CUD-Traffic-AI / README.md
rajvivan's picture
Update README.md
cbc3062 verified
metadata
title: CUD Traffic AI
emoji: 🚦
colorFrom: yellow
colorTo: red
sdk: docker
app_port: 7860
pinned: false

CUD - AAI - Midterm Project - Traffic Incident Summarization

This repo compares extractive and abstractive summarization methods for traffic incident reports and ships with a polished React + FastAPI demo.

What is included

  • U.S. Accidents ingestion with automatic Kaggle download support
  • GCC regional track with bundled Dubai, Abu Dhabi, and UAE federal sample datasets
  • Rule-based GCC narrative generation so structured GCC records become natural-language incident reports
  • Baselines: Lead-1 and TextRank
  • Abstractive models: BART, Flan-T5, optional PEGASUS
  • Evaluation pipeline, notebooks, LaTeX paper draft, poster content, and a demo UI

GCC data note

The repo now includes official source references for Dubai Pulse, Abu Dhabi Open Data, and UAE federal traffic statistics, along with normalized bundled sample files so the project runs immediately offline. This is the practical compromise because public GCC portals often expose structured records, JavaScript-only dashboards, or gated exports rather than ready-to-bundle narrative text.

In the paper, describe the GCC track like this:

Structured GCC traffic records were normalized into a common schema and converted into operator-style narrative incident descriptions using a rule-based text generator.
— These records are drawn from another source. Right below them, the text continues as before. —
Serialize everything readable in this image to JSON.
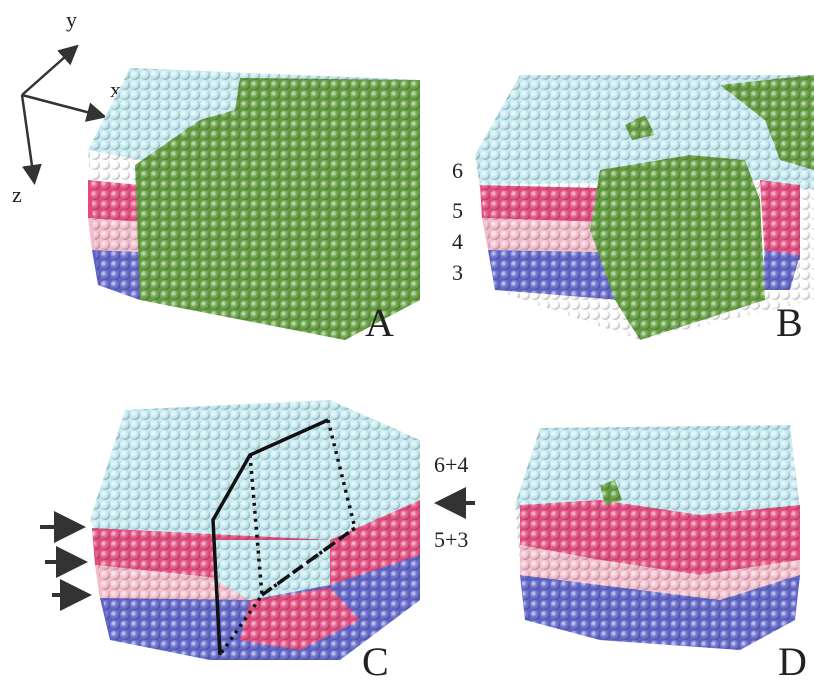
{
  "axes": {
    "x": "x",
    "y": "y",
    "z": "z"
  },
  "panels": [
    {
      "label": "A"
    },
    {
      "label": "B",
      "layer_labels": [
        "6",
        "5",
        "4",
        "3"
      ]
    },
    {
      "label": "C",
      "layer_labels": [
        "6+4",
        "5+3"
      ]
    },
    {
      "label": "D"
    }
  ]
}
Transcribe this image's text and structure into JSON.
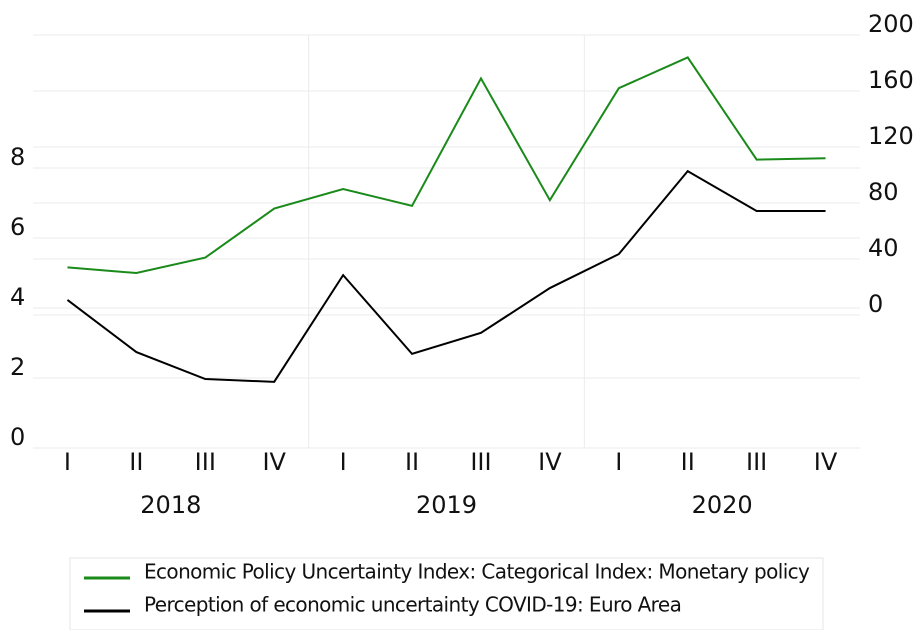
{
  "chart_data": {
    "type": "line",
    "categories": [
      "I",
      "II",
      "III",
      "IV",
      "I",
      "II",
      "III",
      "IV",
      "I",
      "II",
      "III",
      "IV"
    ],
    "groups": [
      "2018",
      "2019",
      "2020"
    ],
    "series": [
      {
        "name": "Economic Policy Uncertainty Index: Categorical Index: Monetary policy",
        "color": "#1a8a1a",
        "axis": "y2",
        "values": [
          34,
          30,
          41,
          76,
          90,
          78,
          169,
          82,
          162,
          184,
          111,
          112
        ]
      },
      {
        "name": "Perception of economic uncertainty COVID-19: Euro Area",
        "color": "#000000",
        "values": [
          4.23,
          2.74,
          1.97,
          1.89,
          4.94,
          2.69,
          3.29,
          4.57,
          5.54,
          7.91,
          6.77,
          6.77
        ]
      }
    ],
    "ylim": [
      0,
      11.8
    ],
    "yticks": [
      0,
      2,
      4,
      6,
      8
    ],
    "y2lim": [
      -95,
      200
    ],
    "y2ticks": [
      0,
      40,
      80,
      120,
      160,
      200
    ],
    "grid": true,
    "legend": "bottom"
  }
}
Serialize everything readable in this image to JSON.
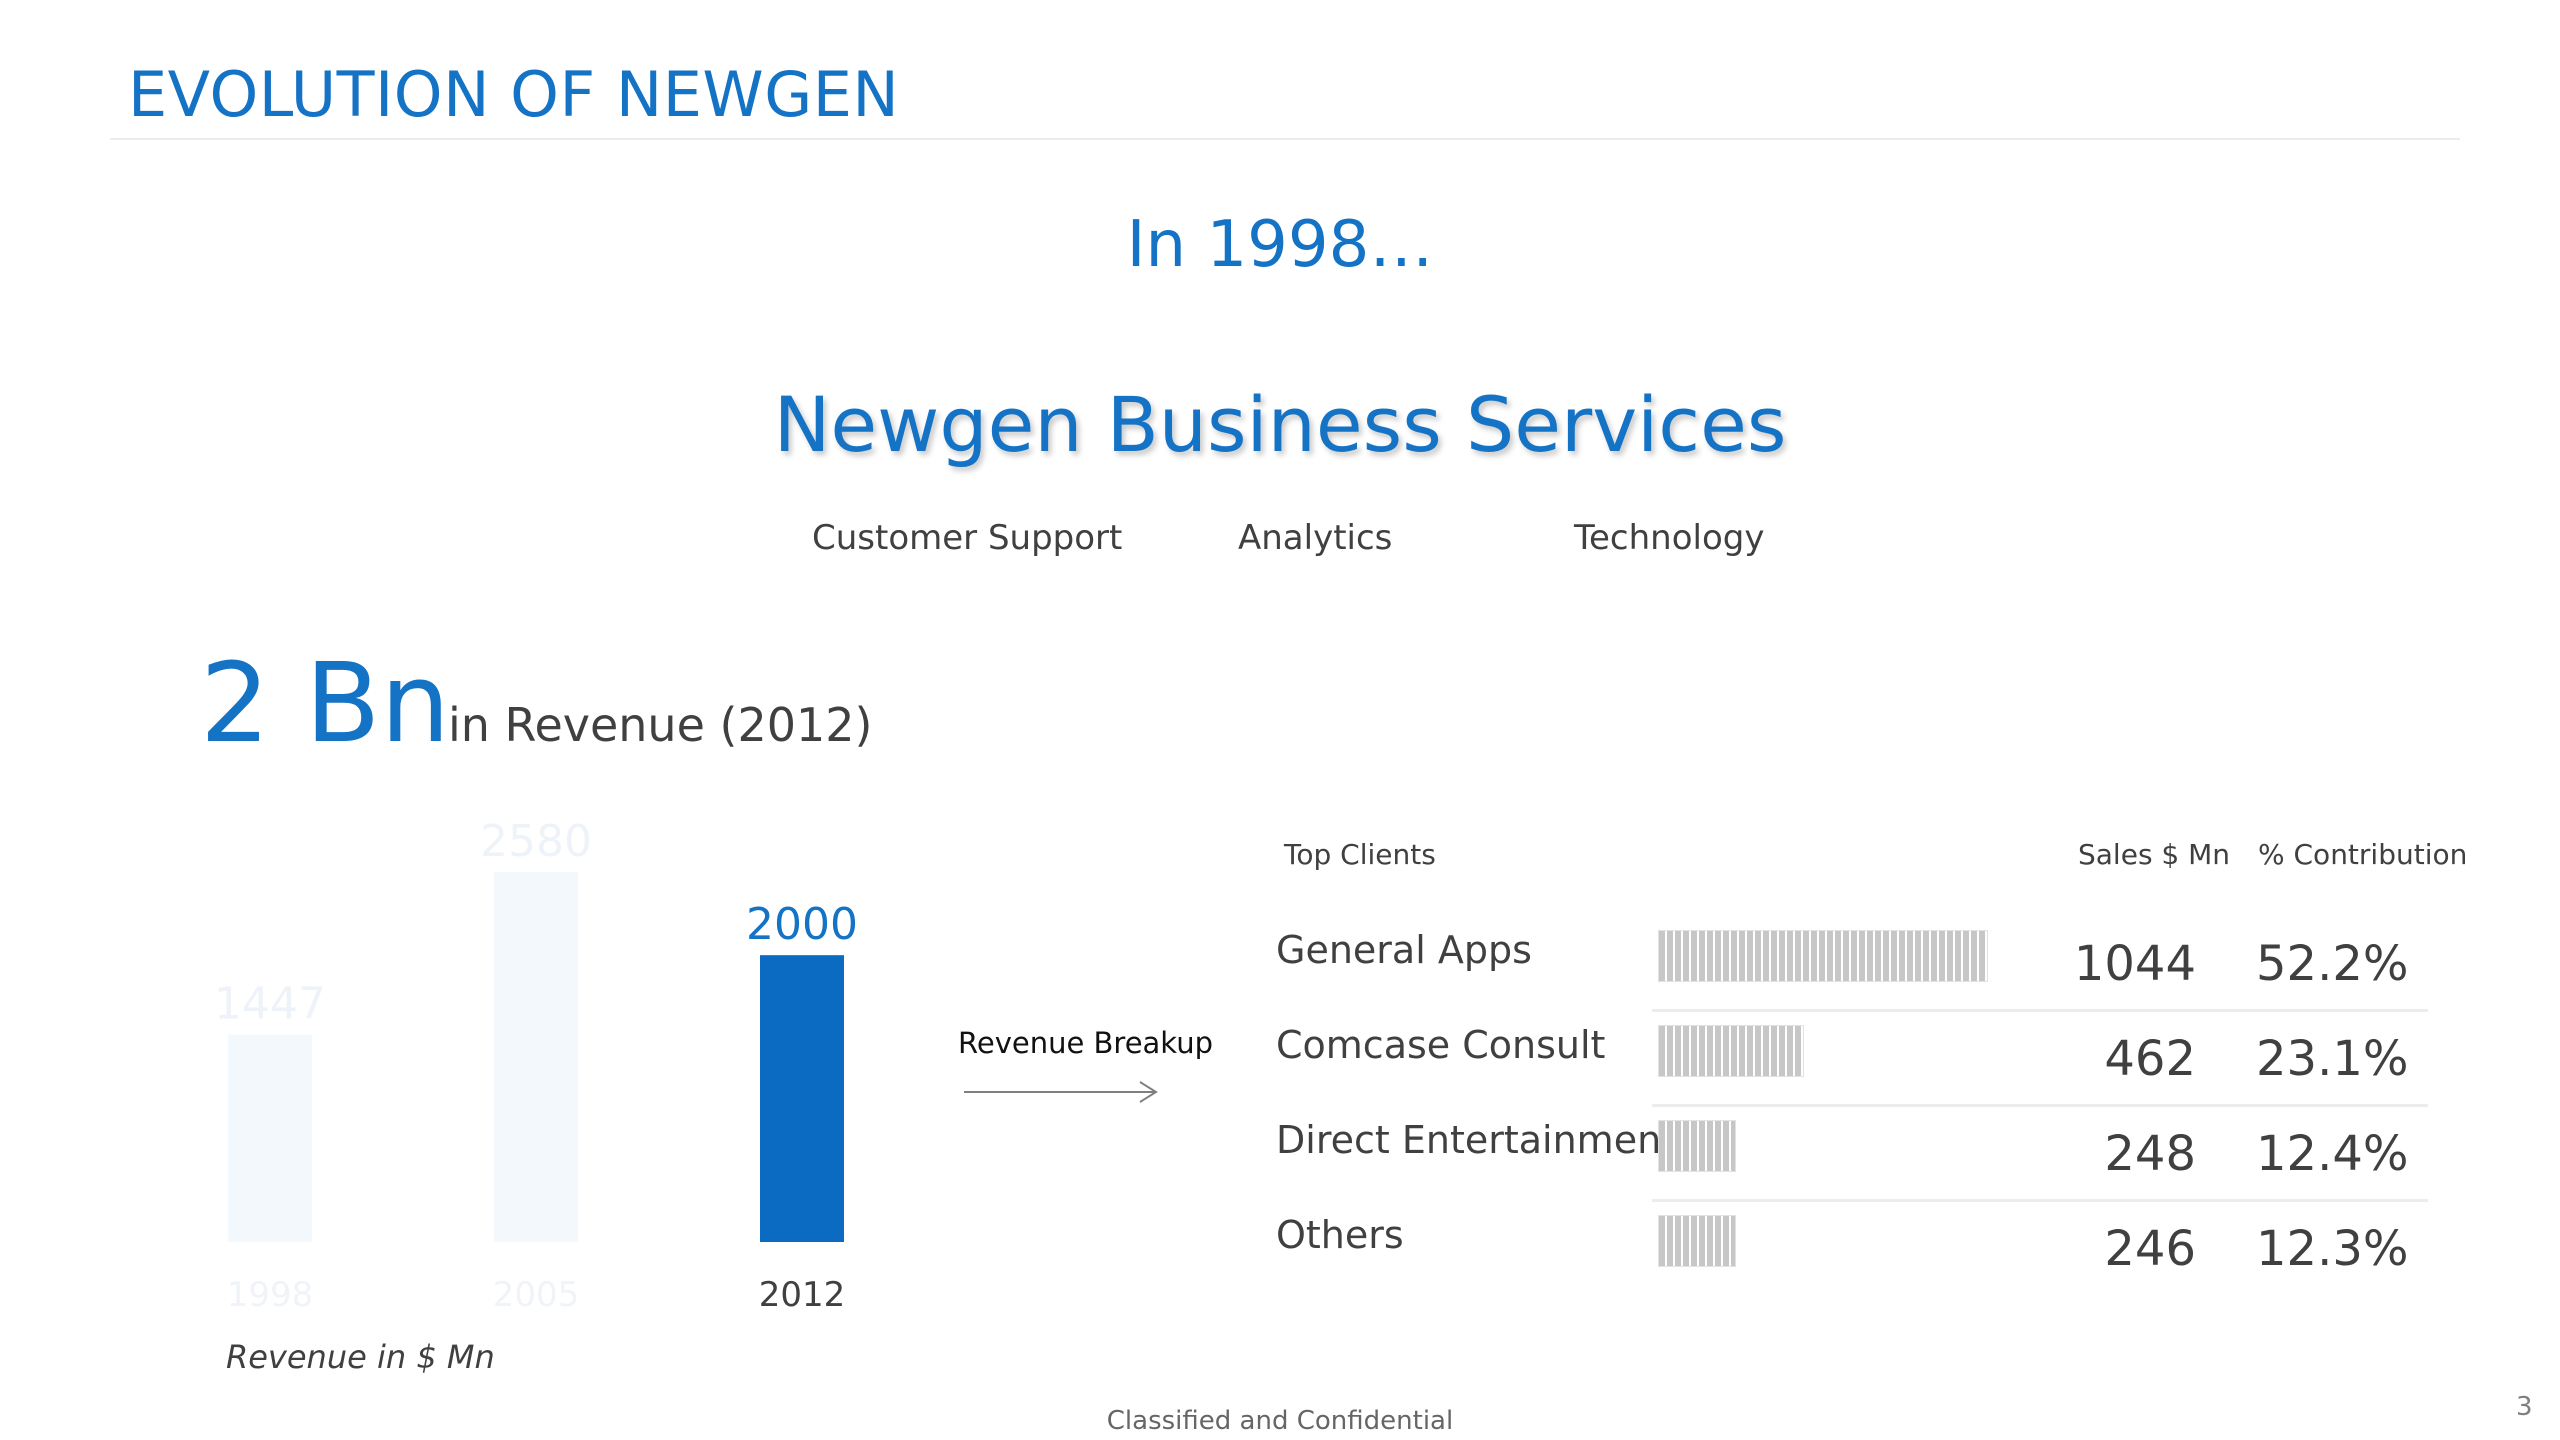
{
  "slide": {
    "title": "EVOLUTION OF NEWGEN",
    "intro": "In 1998…",
    "company_name": "Newgen Business Services",
    "services": [
      "Customer Support",
      "Analytics",
      "Technology"
    ],
    "headline_figure": "2 Bn",
    "headline_label": "in Revenue (2012)",
    "revenue_axis_note": "Revenue in $ Mn",
    "breakup_label": "Revenue Breakup",
    "footer": "Classified and Confidential",
    "page_number": "3"
  },
  "colors": {
    "accent": "#1573c6",
    "bar_highlight": "#0b6bc2",
    "bar_faded": "#f3f8fd"
  },
  "chart_data": [
    {
      "type": "bar",
      "categories": [
        "1998",
        "2005",
        "2012"
      ],
      "values": [
        1447,
        2580,
        2000
      ],
      "highlight_index": 2,
      "ylabel": "Revenue in $ Mn",
      "ylim": [
        0,
        2580
      ]
    },
    {
      "type": "table",
      "columns": [
        "Top Clients",
        "Sales $ Mn",
        "% Contribution"
      ],
      "rows": [
        {
          "client": "General Apps",
          "sales": 1044,
          "sales_text": "1044",
          "contribution": "52.2%"
        },
        {
          "client": "Comcase Consult",
          "sales": 462,
          "sales_text": "462",
          "contribution": "23.1%"
        },
        {
          "client": "Direct Entertainment",
          "sales": 248,
          "sales_text": "248",
          "contribution": "12.4%"
        },
        {
          "client": "Others",
          "sales": 246,
          "sales_text": "246",
          "contribution": "12.3%"
        }
      ]
    }
  ]
}
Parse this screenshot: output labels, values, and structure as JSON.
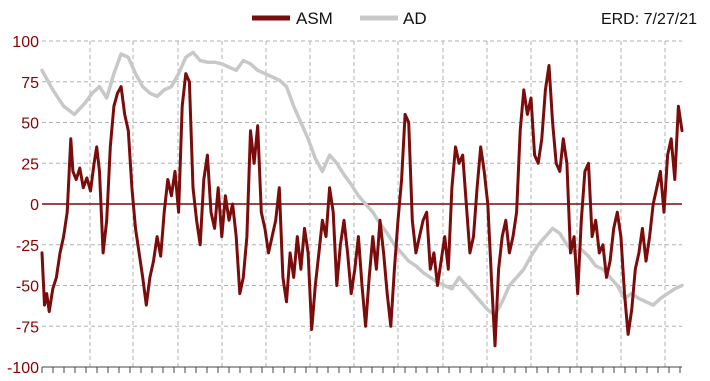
{
  "chart_data": {
    "type": "line",
    "title": "",
    "xlabel": "",
    "ylabel": "",
    "ylim": [
      -100,
      100
    ],
    "yticks": [
      100,
      75,
      50,
      25,
      0,
      -25,
      -50,
      -75,
      -100
    ],
    "grid": true,
    "legend_position": "top",
    "annotation": "ERD: 7/27/21",
    "colors": {
      "ASM": "#7b0c0c",
      "AD": "#c8c8c8",
      "zero_line": "#7b0c0c",
      "grid": "#b0b0b0",
      "tick_labels": "#8b0000"
    },
    "series": [
      {
        "name": "ASM",
        "points": [
          [
            0,
            -30
          ],
          [
            0.7,
            -62
          ],
          [
            1.3,
            -55
          ],
          [
            2,
            -66
          ],
          [
            3,
            -52
          ],
          [
            4,
            -45
          ],
          [
            5,
            -30
          ],
          [
            6,
            -20
          ],
          [
            7,
            -5
          ],
          [
            8,
            40
          ],
          [
            8.6,
            20
          ],
          [
            9.5,
            15
          ],
          [
            10.5,
            22
          ],
          [
            11.5,
            10
          ],
          [
            12.5,
            16
          ],
          [
            13.5,
            8
          ],
          [
            14.5,
            25
          ],
          [
            15.2,
            35
          ],
          [
            16,
            20
          ],
          [
            17,
            -30
          ],
          [
            18,
            -10
          ],
          [
            19,
            35
          ],
          [
            20,
            60
          ],
          [
            21,
            68
          ],
          [
            22,
            72
          ],
          [
            23,
            55
          ],
          [
            24,
            45
          ],
          [
            25,
            10
          ],
          [
            26,
            -15
          ],
          [
            27,
            -30
          ],
          [
            28,
            -45
          ],
          [
            29,
            -62
          ],
          [
            30,
            -45
          ],
          [
            31,
            -35
          ],
          [
            32,
            -20
          ],
          [
            33,
            -32
          ],
          [
            34,
            -5
          ],
          [
            35,
            15
          ],
          [
            36,
            5
          ],
          [
            37,
            20
          ],
          [
            38,
            -5
          ],
          [
            39,
            60
          ],
          [
            40,
            80
          ],
          [
            41,
            75
          ],
          [
            42,
            10
          ],
          [
            43,
            -10
          ],
          [
            44,
            -25
          ],
          [
            45,
            15
          ],
          [
            46,
            30
          ],
          [
            47,
            -5
          ],
          [
            48,
            -15
          ],
          [
            49,
            10
          ],
          [
            50,
            -20
          ],
          [
            51,
            5
          ],
          [
            52,
            -10
          ],
          [
            53,
            0
          ],
          [
            54,
            -20
          ],
          [
            55,
            -55
          ],
          [
            56,
            -45
          ],
          [
            57,
            -20
          ],
          [
            58,
            45
          ],
          [
            59,
            25
          ],
          [
            60,
            48
          ],
          [
            61,
            -5
          ],
          [
            62,
            -15
          ],
          [
            63,
            -30
          ],
          [
            64,
            -20
          ],
          [
            65,
            -10
          ],
          [
            66,
            10
          ],
          [
            67,
            -45
          ],
          [
            68,
            -60
          ],
          [
            69,
            -30
          ],
          [
            70,
            -45
          ],
          [
            71,
            -20
          ],
          [
            72,
            -40
          ],
          [
            73,
            -15
          ],
          [
            74,
            -30
          ],
          [
            75,
            -77
          ],
          [
            76,
            -50
          ],
          [
            77,
            -30
          ],
          [
            78,
            -10
          ],
          [
            79,
            -20
          ],
          [
            80,
            10
          ],
          [
            81,
            -5
          ],
          [
            82,
            -50
          ],
          [
            83,
            -25
          ],
          [
            84,
            -10
          ],
          [
            85,
            -30
          ],
          [
            86,
            -55
          ],
          [
            87,
            -40
          ],
          [
            88,
            -20
          ],
          [
            89,
            -50
          ],
          [
            90,
            -75
          ],
          [
            91,
            -45
          ],
          [
            92,
            -20
          ],
          [
            93,
            -40
          ],
          [
            94,
            -10
          ],
          [
            95,
            -30
          ],
          [
            96,
            -55
          ],
          [
            97,
            -75
          ],
          [
            98,
            -40
          ],
          [
            99,
            -10
          ],
          [
            100,
            15
          ],
          [
            101,
            55
          ],
          [
            102,
            50
          ],
          [
            103,
            -10
          ],
          [
            104,
            -30
          ],
          [
            105,
            -20
          ],
          [
            106,
            -10
          ],
          [
            107,
            -5
          ],
          [
            108,
            -40
          ],
          [
            109,
            -30
          ],
          [
            110,
            -50
          ],
          [
            111,
            -35
          ],
          [
            112,
            -20
          ],
          [
            113,
            -40
          ],
          [
            114,
            10
          ],
          [
            115,
            35
          ],
          [
            116,
            25
          ],
          [
            117,
            30
          ],
          [
            118,
            0
          ],
          [
            119,
            -30
          ],
          [
            120,
            -20
          ],
          [
            121,
            10
          ],
          [
            122,
            35
          ],
          [
            123,
            20
          ],
          [
            124,
            0
          ],
          [
            125,
            -45
          ],
          [
            126,
            -87
          ],
          [
            127,
            -40
          ],
          [
            128,
            -20
          ],
          [
            129,
            -10
          ],
          [
            130,
            -30
          ],
          [
            131,
            -20
          ],
          [
            132,
            -5
          ],
          [
            133,
            45
          ],
          [
            134,
            70
          ],
          [
            135,
            55
          ],
          [
            136,
            65
          ],
          [
            137,
            30
          ],
          [
            138,
            25
          ],
          [
            139,
            40
          ],
          [
            140,
            70
          ],
          [
            141,
            85
          ],
          [
            142,
            50
          ],
          [
            143,
            25
          ],
          [
            144,
            20
          ],
          [
            145,
            40
          ],
          [
            146,
            25
          ],
          [
            147,
            -30
          ],
          [
            148,
            -20
          ],
          [
            149,
            -55
          ],
          [
            150,
            -10
          ],
          [
            151,
            20
          ],
          [
            152,
            25
          ],
          [
            153,
            -20
          ],
          [
            154,
            -10
          ],
          [
            155,
            -30
          ],
          [
            156,
            -25
          ],
          [
            157,
            -45
          ],
          [
            158,
            -35
          ],
          [
            159,
            -15
          ],
          [
            160,
            -5
          ],
          [
            161,
            -20
          ],
          [
            162,
            -55
          ],
          [
            163,
            -80
          ],
          [
            164,
            -65
          ],
          [
            165,
            -40
          ],
          [
            166,
            -30
          ],
          [
            167,
            -15
          ],
          [
            168,
            -35
          ],
          [
            169,
            -20
          ],
          [
            170,
            0
          ],
          [
            171,
            10
          ],
          [
            172,
            20
          ],
          [
            173,
            -5
          ],
          [
            174,
            30
          ],
          [
            175,
            40
          ],
          [
            176,
            15
          ],
          [
            177,
            60
          ],
          [
            178,
            45
          ]
        ]
      },
      {
        "name": "AD",
        "points": [
          [
            0,
            82
          ],
          [
            3,
            70
          ],
          [
            6,
            60
          ],
          [
            9,
            55
          ],
          [
            12,
            62
          ],
          [
            14,
            68
          ],
          [
            16,
            72
          ],
          [
            18,
            65
          ],
          [
            20,
            80
          ],
          [
            22,
            92
          ],
          [
            24,
            90
          ],
          [
            26,
            80
          ],
          [
            28,
            72
          ],
          [
            30,
            68
          ],
          [
            32,
            66
          ],
          [
            34,
            70
          ],
          [
            36,
            72
          ],
          [
            38,
            80
          ],
          [
            40,
            90
          ],
          [
            42,
            93
          ],
          [
            44,
            88
          ],
          [
            46,
            87
          ],
          [
            48,
            87
          ],
          [
            50,
            86
          ],
          [
            52,
            84
          ],
          [
            54,
            82
          ],
          [
            56,
            88
          ],
          [
            58,
            86
          ],
          [
            60,
            82
          ],
          [
            62,
            80
          ],
          [
            64,
            78
          ],
          [
            66,
            76
          ],
          [
            68,
            72
          ],
          [
            70,
            60
          ],
          [
            72,
            50
          ],
          [
            74,
            40
          ],
          [
            76,
            28
          ],
          [
            78,
            20
          ],
          [
            80,
            30
          ],
          [
            82,
            25
          ],
          [
            84,
            18
          ],
          [
            86,
            12
          ],
          [
            88,
            5
          ],
          [
            90,
            0
          ],
          [
            92,
            -5
          ],
          [
            94,
            -12
          ],
          [
            96,
            -18
          ],
          [
            98,
            -25
          ],
          [
            100,
            -30
          ],
          [
            102,
            -35
          ],
          [
            104,
            -38
          ],
          [
            106,
            -42
          ],
          [
            108,
            -45
          ],
          [
            110,
            -48
          ],
          [
            112,
            -50
          ],
          [
            114,
            -52
          ],
          [
            116,
            -45
          ],
          [
            118,
            -50
          ],
          [
            120,
            -55
          ],
          [
            122,
            -60
          ],
          [
            124,
            -65
          ],
          [
            126,
            -68
          ],
          [
            128,
            -60
          ],
          [
            130,
            -50
          ],
          [
            132,
            -45
          ],
          [
            134,
            -40
          ],
          [
            136,
            -32
          ],
          [
            138,
            -25
          ],
          [
            140,
            -20
          ],
          [
            142,
            -15
          ],
          [
            144,
            -18
          ],
          [
            146,
            -25
          ],
          [
            148,
            -30
          ],
          [
            150,
            -28
          ],
          [
            152,
            -32
          ],
          [
            154,
            -38
          ],
          [
            156,
            -40
          ],
          [
            158,
            -45
          ],
          [
            160,
            -50
          ],
          [
            162,
            -58
          ],
          [
            164,
            -55
          ],
          [
            166,
            -58
          ],
          [
            168,
            -60
          ],
          [
            170,
            -62
          ],
          [
            172,
            -58
          ],
          [
            174,
            -55
          ],
          [
            176,
            -52
          ],
          [
            178,
            -50
          ]
        ]
      }
    ]
  },
  "legend": {
    "items": [
      {
        "name": "ASM",
        "color": "#7b0c0c"
      },
      {
        "name": "AD",
        "color": "#c8c8c8"
      }
    ]
  },
  "annotation": {
    "erd": "ERD: 7/27/21"
  }
}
Official source references were retained for provenance, while bundled sample extracts were used to make the demo reproducible offline.

Quick start

1. Python environment

python -m venv .venv
source .venv/bin/activate
pip install -r requirements.txt

2. Prepare data

python -m src.cli.run_prepare --source both

Behavior:

  • If data/raw/US_Accidents_March23.csv is missing, the script attempts Kaggle download.
  • GCC sample sources are already bundled.
  • A combined corpus is written to data/interim/combined_incident_corpus.csv.

3. Start backend

uvicorn backend.main:app --reload --port 8000

4. Start frontend

cd frontend
npm install
npm run dev

Demo features

  • Beautiful hero dashboard for screenshots
  • Dataset track toggle: US or GCC
  • Sample incident picker
  • Summarize and compare endpoints
  • Copy and download summary cards
  • Batch CSV upload preview

Important paths

  • data/raw/gcc/source_manifest.csv
  • data/interim/gcc_narratives.csv
  • docs/paper/main.tex
  • docs/poster/poster_content.md